1. Root -> 0 -> 1: The binary sequence is 101, which equals 5.
2. Root -> 1 -> 0: The binary sequence is 110, which equals 6.

The total sum would be 5 + 6 = 11. By using DFS, we start at the root with 1. Moving left to 0, our value becomes 1*2 + 0 = 2. Moving further left to the leaf 1, it becomes 2*2 + 1 = 5. We then backtrack and explore the right branch similarly.

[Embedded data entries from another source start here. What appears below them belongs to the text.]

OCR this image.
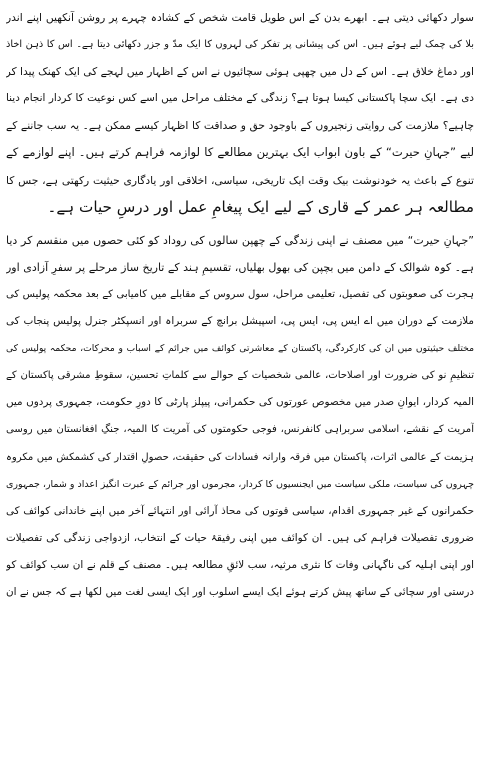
سوار دکھائی دیتی ہے۔ ابھرے بدن کے اس طویل قامت شخص کے کشادہ چہرے پر روشن آنکھیں اپنے اندر
بلا کی چمک لیے ہوئے ہیں۔ اس کی پیشانی پر تفکر کی لہروں کا ایک مدّ و جزر دکھائی دیتا ہے۔ اس کا ذہن اخاذ
اور دماغ خلاق ہے۔ اس کے دل میں چھپی ہوئی سچائیوں نے اس کے اظہار میں لہجے کی ایک کھنک پیدا کر
دی ہے۔ ایک سچا پاکستانی کیسا ہوتا ہے؟ زندگی کے مختلف مراحل میں اسے کس نوعیت کا کردار انجام دینا
چاہیے؟ ملازمت کی روایتی زنجیروں کے باوجود حق و صداقت کا اظہار کیسے ممکن ہے۔ یہ سب جاننے کے
لیے ”جہانِ حیرت“ کے باون ابواب ایک بہترین مطالعے کا لوازمہ فراہم کرتے ہیں۔ اپنے لوازمے کے
تنوع کے باعث یہ خودنوشت بیک وقت ایک تاریخی، سیاسی، اخلاقی اور یادگاری حیثیت رکھتی ہے، جس کا
مطالعہ ہر عمر کے قاری کے لیے ایک پیغامِ عمل اور درسِ حیات ہے۔
”جہانِ حیرت“ میں مصنف نے اپنی زندگی کے چھپن سالوں کی روداد کو کئی حصوں میں منقسم کر دیا
ہے۔ کوہ شوالک کے دامن میں بچپن کی بھول بھلیاں، تقسیمِ ہند کے تاریخ ساز مرحلے پر سفرِ آزادی اور
ہجرت کی صعوبتوں کی تفصیل، تعلیمی مراحل، سول سروس کے مقابلے میں کامیابی کے بعد محکمہ پولیس کی
ملازمت کے دوران میں اے ایس پی، ایس پی، اسپیشل برانچ کے سربراہ اور انسپکٹر جنرل پولیس پنجاب کی
مختلف حیثیتوں میں ان کی کارکردگی، پاکستان کے معاشرتی کوائف میں جرائم کے اسباب و محرکات، محکمہ پولیس کی
تنظیمِ نو کی ضرورت اور اصلاحات، عالمی شخصیات کے حوالے سے کلماتِ تحسین، سقوطِ مشرقی پاکستان کے
المیہ کردار، ایوانِ صدر میں مخصوص عورتوں کی حکمرانی، پیپلز پارٹی کا دورِ حکومت، جمہوری پردوں میں
آمریت کے نقشے، اسلامی سربراہی کانفرنس، فوجی حکومتوں کی آمریت کا المیہ، جنگِ افغانستان میں روسی
ہزیمت کے عالمی اثرات، پاکستان میں فرقہ وارانہ فسادات کی حقیقت، حصولِ اقتدار کی کشمکش میں مکروہ
چہروں کی سیاست، ملکی سیاست میں ایجنسیوں کا کردار، مجرموں اور جرائم کے عبرت انگیز اعداد و شمار، جمہوری
حکمرانوں کے غیر جمہوری اقدام، سیاسی قوتوں کی محاذ آرائی اور انتہائے آخر میں اپنے خاندانی کوائف کی
ضروری تفصیلات فراہم کی ہیں۔ ان کوائف میں اپنی رفیقۂ حیات کے انتخاب، ازدواجی زندگی کی تفصیلات
اور اپنی اہلیہ کی ناگہانی وفات کا نثری مرثیہ، سب لائقِ مطالعہ ہیں۔ مصنف کے قلم نے ان سب کوائف کو
درستی اور سچائی کے ساتھ پیش کرتے ہوئے ایک ایسے اسلوب اور ایک ایسی لغت میں لکھا ہے کہ جس نے ان
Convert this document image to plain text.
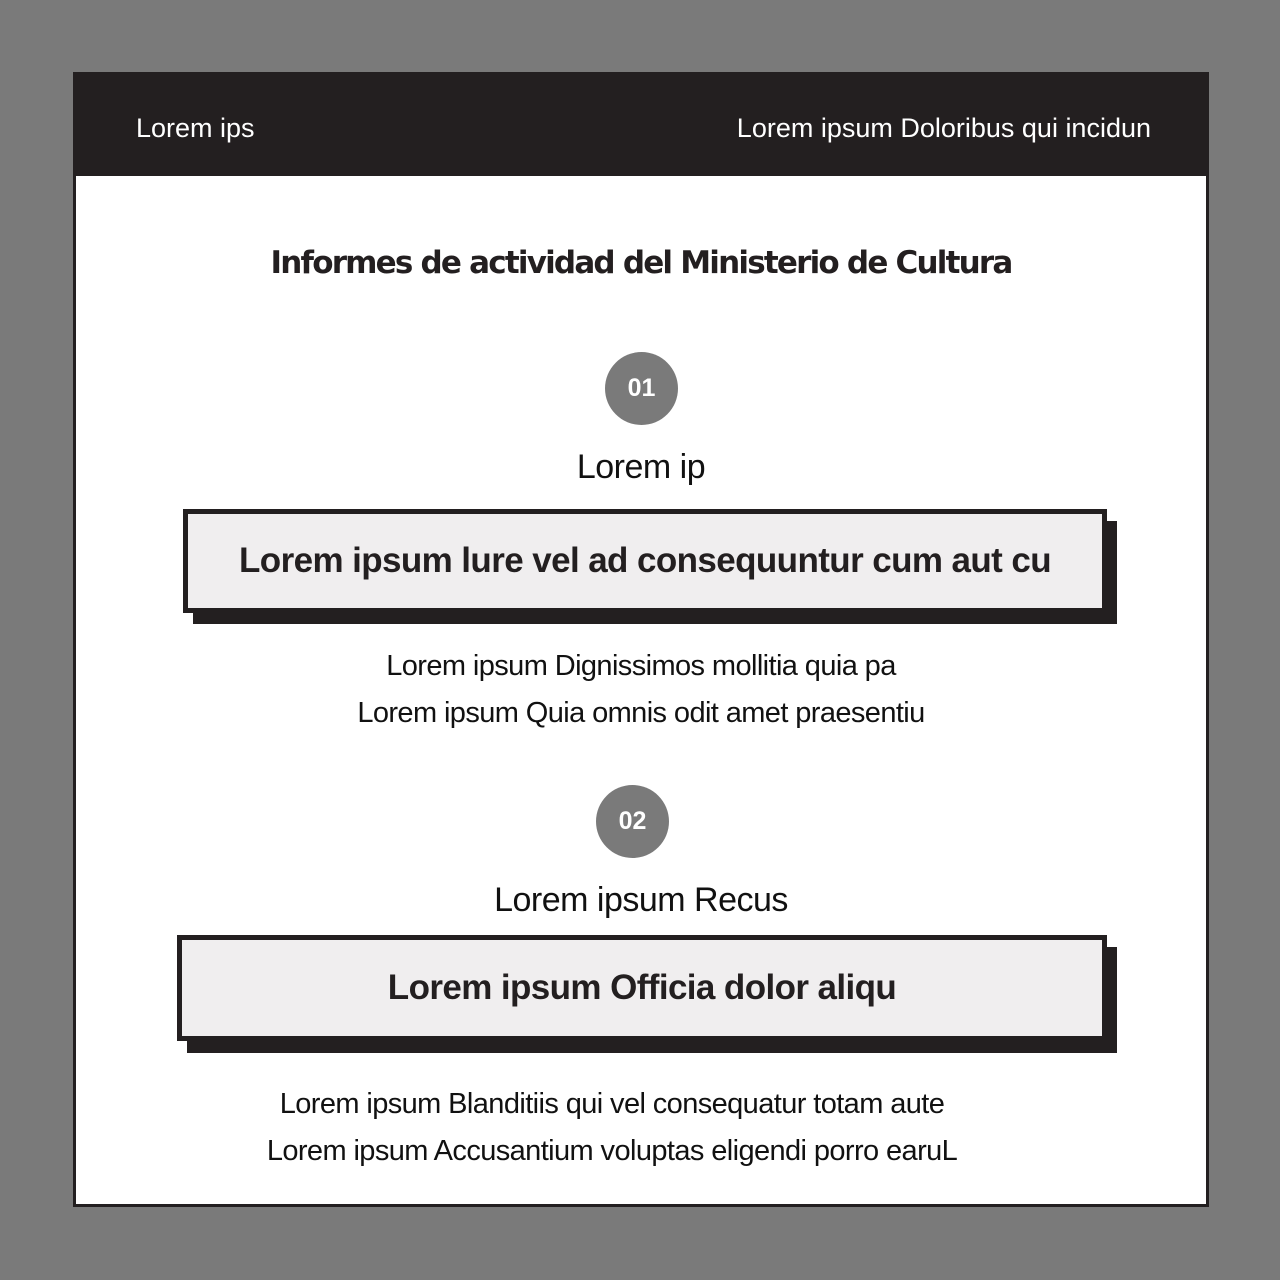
Lorem ips	Lorem ipsum Doloribus qui incidun
Informes de actividad del Ministerio de Cultura
01
Lorem ip
Lorem ipsum lure vel ad consequuntur cum aut cu
Lorem ipsum Dignissimos mollitia quia pa
Lorem ipsum Quia omnis odit amet praesentiu
02
Lorem ipsum Recus
Lorem ipsum Officia dolor aliqu
Lorem ipsum Blanditiis qui vel consequatur totam aute
Lorem ipsum Accusantium voluptas eligendi porro earuL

Common mistakes candidates make

• Integer Overflow: If the tree is very deep, the binary number might exceed the capacity of a standard 32-bit integer. It is important to check if the result needs to be returned modulo some value.
• Incorrect Leaf Detection: Candidates sometimes fail to correctly identify a leaf node (a node with no left or right children), leading to double-counting or missing paths.
• State Pollution: When using recursion, failing to correctly pass the current path value can result in one branch's value bleeding into another.

Interview preparation tip

When dealing with "Tree interview patterns", always practice drawing out the tree and manually calculating the value for a few paths. This helps you visualize how the value accumulates. Additionally, master the bitwise left-shift operator (<<), as (val << 1) | node.val is a cleaner and often faster way to perform binary accumulation than standard multiplication and addition.